Kime dokunsam bin ah işitiyorum dedi yazar, kendi kendine. Meğer insanların ne çok dertleri varmış, ilk bakışta görünmeyen ama biraz üsteleyince meydana çıkan.
Dert kavramı insanlık tarihi kadar eski olsa gerek diye düşündü. Ne kadar çok dostum varsa, hepsine bir dert. Hayat mı bu kadar çok dert veriyor omuzlarımıza, yoksa biz mi olur olmaz şeyleri dert diye yüklüyoruz sırtımıza, bilemedim dedi. Ama bildiğim tek şey, her ne kadar insan varsa şu dünyada, ama büyük ama küçük, hepsinin bir derdi var. Kimi o dert ile yaşamayı öğrenmiş ve derdi hayatının merkezi yapmamış; kimiyse tam ortasına oturtmuş derdini hayatının da, uğraşır durur onunla.

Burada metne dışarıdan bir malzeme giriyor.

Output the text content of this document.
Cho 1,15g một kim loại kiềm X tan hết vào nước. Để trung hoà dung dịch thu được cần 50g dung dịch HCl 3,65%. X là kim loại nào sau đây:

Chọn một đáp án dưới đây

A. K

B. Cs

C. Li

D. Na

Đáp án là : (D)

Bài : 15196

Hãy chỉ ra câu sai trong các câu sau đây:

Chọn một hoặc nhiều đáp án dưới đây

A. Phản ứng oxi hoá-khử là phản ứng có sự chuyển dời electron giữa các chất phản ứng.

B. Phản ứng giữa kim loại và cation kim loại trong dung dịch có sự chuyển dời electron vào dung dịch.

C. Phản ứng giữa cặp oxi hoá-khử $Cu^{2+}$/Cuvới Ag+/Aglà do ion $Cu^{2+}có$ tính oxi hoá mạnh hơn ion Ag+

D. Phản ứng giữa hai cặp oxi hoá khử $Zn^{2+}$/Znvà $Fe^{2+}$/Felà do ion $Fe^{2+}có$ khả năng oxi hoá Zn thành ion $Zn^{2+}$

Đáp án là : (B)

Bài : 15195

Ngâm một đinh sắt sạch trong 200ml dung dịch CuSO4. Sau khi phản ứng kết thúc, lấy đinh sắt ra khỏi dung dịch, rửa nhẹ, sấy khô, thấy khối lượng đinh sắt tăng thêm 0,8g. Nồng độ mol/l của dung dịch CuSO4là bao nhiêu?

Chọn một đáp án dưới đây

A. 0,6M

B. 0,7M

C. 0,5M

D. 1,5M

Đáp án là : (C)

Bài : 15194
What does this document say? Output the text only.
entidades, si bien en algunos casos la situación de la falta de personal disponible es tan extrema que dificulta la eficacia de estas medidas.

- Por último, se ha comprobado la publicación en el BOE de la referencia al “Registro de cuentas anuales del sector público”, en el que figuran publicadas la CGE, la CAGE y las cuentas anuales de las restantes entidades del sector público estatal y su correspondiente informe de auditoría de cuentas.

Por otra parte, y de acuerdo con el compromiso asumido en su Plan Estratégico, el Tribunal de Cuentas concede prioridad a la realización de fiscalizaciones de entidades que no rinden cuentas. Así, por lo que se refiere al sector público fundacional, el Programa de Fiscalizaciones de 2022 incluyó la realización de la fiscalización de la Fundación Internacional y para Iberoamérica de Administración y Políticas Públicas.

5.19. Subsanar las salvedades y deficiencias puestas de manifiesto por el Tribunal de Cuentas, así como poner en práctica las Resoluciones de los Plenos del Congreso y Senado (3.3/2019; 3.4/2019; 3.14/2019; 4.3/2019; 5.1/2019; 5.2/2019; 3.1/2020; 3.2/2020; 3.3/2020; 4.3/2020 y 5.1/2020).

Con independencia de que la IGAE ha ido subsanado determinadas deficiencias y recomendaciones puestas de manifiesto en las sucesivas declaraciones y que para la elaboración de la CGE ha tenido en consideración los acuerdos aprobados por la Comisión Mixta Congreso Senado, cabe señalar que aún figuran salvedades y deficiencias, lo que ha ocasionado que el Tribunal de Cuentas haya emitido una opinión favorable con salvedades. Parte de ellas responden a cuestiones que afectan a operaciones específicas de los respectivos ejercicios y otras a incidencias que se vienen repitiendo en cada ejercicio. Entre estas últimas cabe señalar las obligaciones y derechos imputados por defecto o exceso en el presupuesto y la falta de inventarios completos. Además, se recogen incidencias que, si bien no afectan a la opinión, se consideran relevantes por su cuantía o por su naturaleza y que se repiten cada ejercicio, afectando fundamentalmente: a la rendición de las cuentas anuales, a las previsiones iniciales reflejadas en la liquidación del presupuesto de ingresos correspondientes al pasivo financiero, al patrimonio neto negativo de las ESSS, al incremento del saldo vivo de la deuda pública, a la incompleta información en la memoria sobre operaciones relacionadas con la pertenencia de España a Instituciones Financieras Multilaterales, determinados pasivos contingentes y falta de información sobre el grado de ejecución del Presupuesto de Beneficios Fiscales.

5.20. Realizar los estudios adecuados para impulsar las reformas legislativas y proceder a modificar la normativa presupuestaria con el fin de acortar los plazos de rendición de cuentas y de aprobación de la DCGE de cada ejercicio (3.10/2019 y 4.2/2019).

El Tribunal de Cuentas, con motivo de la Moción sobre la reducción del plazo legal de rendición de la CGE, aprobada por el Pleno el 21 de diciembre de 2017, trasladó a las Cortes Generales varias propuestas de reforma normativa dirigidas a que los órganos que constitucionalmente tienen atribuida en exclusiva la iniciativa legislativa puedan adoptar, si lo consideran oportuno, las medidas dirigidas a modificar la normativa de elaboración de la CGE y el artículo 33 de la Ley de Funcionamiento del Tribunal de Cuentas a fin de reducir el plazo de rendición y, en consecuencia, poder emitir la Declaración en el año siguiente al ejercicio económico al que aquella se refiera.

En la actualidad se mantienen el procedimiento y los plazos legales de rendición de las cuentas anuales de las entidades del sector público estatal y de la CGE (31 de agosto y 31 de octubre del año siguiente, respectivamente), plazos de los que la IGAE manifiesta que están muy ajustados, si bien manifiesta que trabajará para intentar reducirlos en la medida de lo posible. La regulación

Peki bu dertler ne sebeple var, diye düşündü biraz. İmtihan sırrı geldi aklına. Dertlerin insanı olgunlaştırdığı ve hayata daha güçlü tutunmasını sağladığı düşüncesi geldi. Evet, dedi. Dertler birer külfet değil, nimet aslında. Bakmasını bilen için dertler, güçleştirici yönünden çok, olgunlaştırıcı yönünü açar insana. İnsan da iyi değerlendirmesini bilirse bu 'dert fırsatını', hayatına daha da güçlenerek devam edebilir. Kullanmasını bilene.
Peki ilk dertte dayanamayıp yıkılanlar ne olacak sorusu düştü zihnine. Onlar, hayatın daha zor problemlerine dayanamayacakları için, hayat, ilk engelde pes edenleri bir bir çıkarıyor kendi bünyesinden. Ve geride kalanlarla devam ediyor akışına.
Madem dert var, ve madem onunla başa çıkmaktan başka çare yok; o halde belki de onu sevmemiz, daha rahat başa çıkmamızı sağlayabilir düşüncesiyle doldu bir an.
İnsan derdini sevebilir miydi? Evet, sevebilirdi. Hatta hayatta belli bir yere ulaşabilmek, 'derdimi seviyorum' diyebilme olgunluğundan geçmekteydi. Eğer derdini severse, o külfet olan dert, nimet boyutuna ulaşır ve hatta şükür duyulan bir nimet haline gelebilirdi. Evet belki de tek sır, insanın derdini sevmesinde saklıdır, dedi.
Kahve makinesinden gelen, kahvesinin hazır olduğunu bildiren sesle mutfağa doğru yönelirken, bu düşündüklerimi bu haftaki köşe yazımda yazmalıyım. Çok istifadeli olacağa benziyor, diye geçirdi zihninden.
Tam o sırada telefon çaldı. Telefonun öbür ucundan 'merhaba' sesini duymasıyla birlikte, hal hatır sorma faslına geçti. 'Nasılsın?' sorusuna aldığı cevap, dudaklarında bir gülümsemeye sebep oldu ve sanırım ne söyleyeceğini çok iyi biliyordu. '' Sorma ya, çok dertliyim şu günlerde...''
"Hayat mı bu kadar çok dert veriyor omuzlarımıza, yoksa biz mi olur olmaz şeyleri dert diye yüklüyoruz sırtımıza" yine özlü bir söz.. :)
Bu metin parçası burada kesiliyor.